Consciente da necessidade de se manter viva a memória dos crimes cometidos durante o regime militar, a vereadora Cida Pedrosa (PCdoB) promoveu audiência pública híbrida nesta quinta-feira (31), na Câmara Municipal do Recife. O evento, que foi marcado por retrospectivas e análises críticas sobre o atual cenário político brasileiro, coincidiu com o 58º aniversário da ditadura implantada em 31 de março de 1964 e que se estendeu até 1985. “Hoje, portanto, é um dia de luta. Afinal, ainda temos um presidente da República que defende o regime autoritário de 64”, resumiu a parlamentar.

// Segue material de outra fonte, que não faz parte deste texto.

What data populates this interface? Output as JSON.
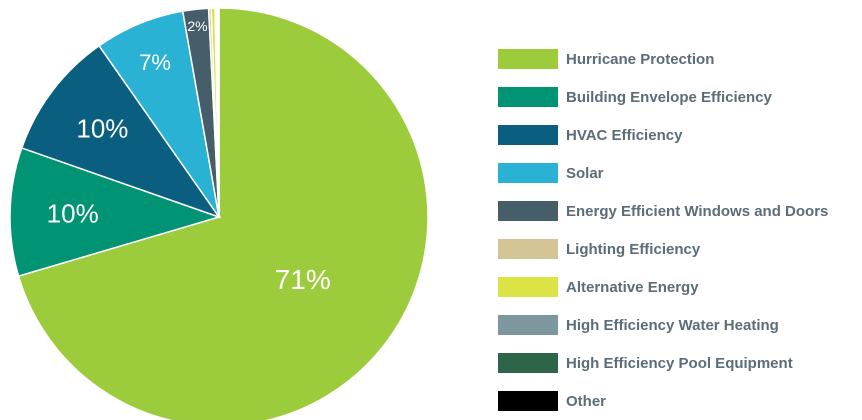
{
  "chart_data": {
    "type": "pie",
    "legend_position": "right",
    "categories": [
      "Hurricane Protection",
      "Building Envelope Efficiency",
      "HVAC Efficiency",
      "Solar",
      "Energy Efficient Windows and Doors",
      "Lighting Efficiency",
      "Alternative Energy",
      "High Efficiency Water Heating",
      "High Efficiency Pool Equipment",
      "Other"
    ],
    "values": [
      71,
      10,
      10,
      7,
      2,
      0.2,
      0.3,
      0.1,
      0.1,
      0.1
    ],
    "slice_labels": [
      "71%",
      "10%",
      "10%",
      "7%",
      "2%",
      "",
      "",
      "",
      "",
      ""
    ],
    "colors": [
      "#9ccb3b",
      "#009474",
      "#0a5e80",
      "#29b2d3",
      "#465e69",
      "#d3c595",
      "#dce345",
      "#7e969e",
      "#2c6548",
      "#000000"
    ]
  }
}
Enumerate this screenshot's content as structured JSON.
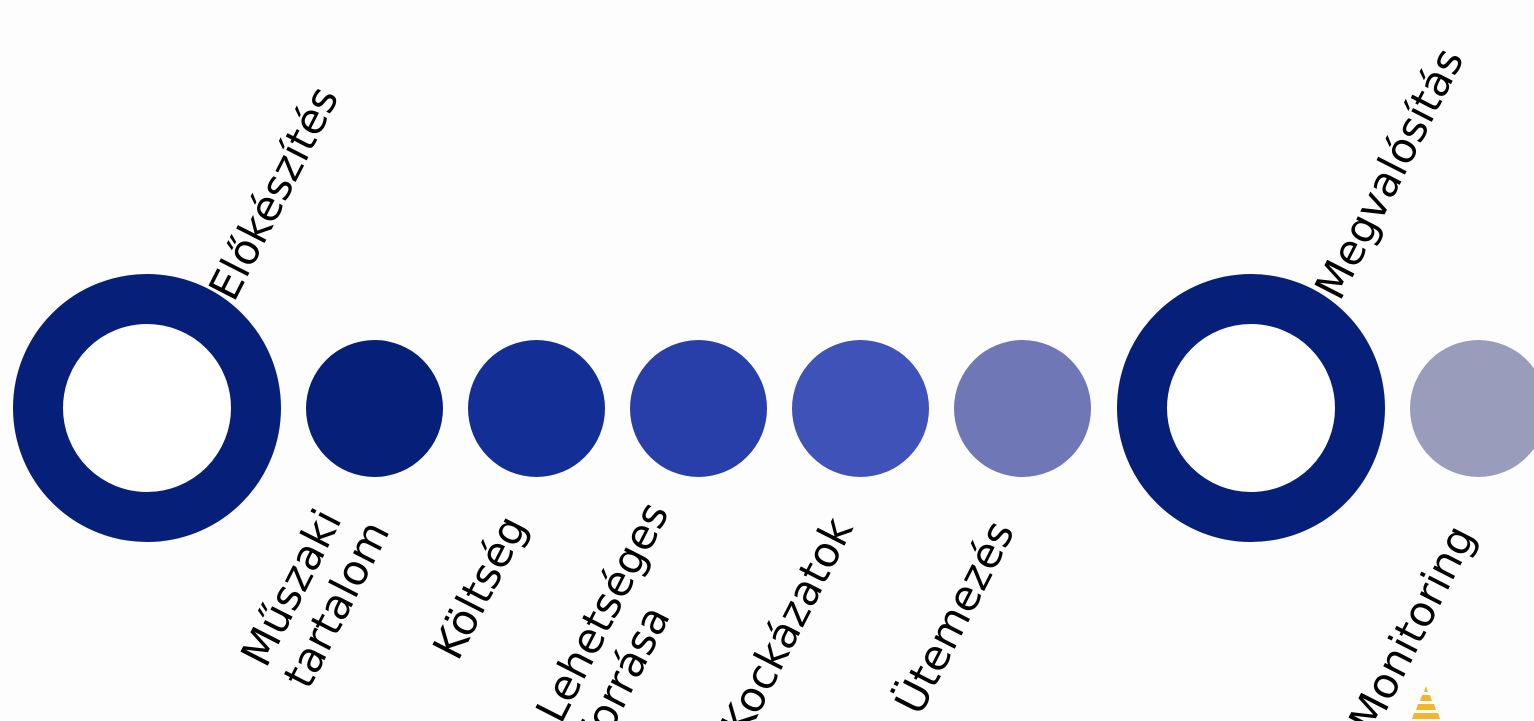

A audiência pública teve como tema “o direito à memória e à verdade”, que faz referência aos casos de perseguição, torturas e desaparecimentos de políticos e ativistas, no período. “O objetivo desta reunião, portanto, é promover o debate sobre as possibilidades de promoção do Direito Humano da cidadania, e que é dever do Estado em nossa cidade, previsto nos termos do Programa Nacional de Direitos Humanos (PNDH),  conforme o Decreto da Presidência da República número 7.037, de 21 de dezembro de 2009”, disse.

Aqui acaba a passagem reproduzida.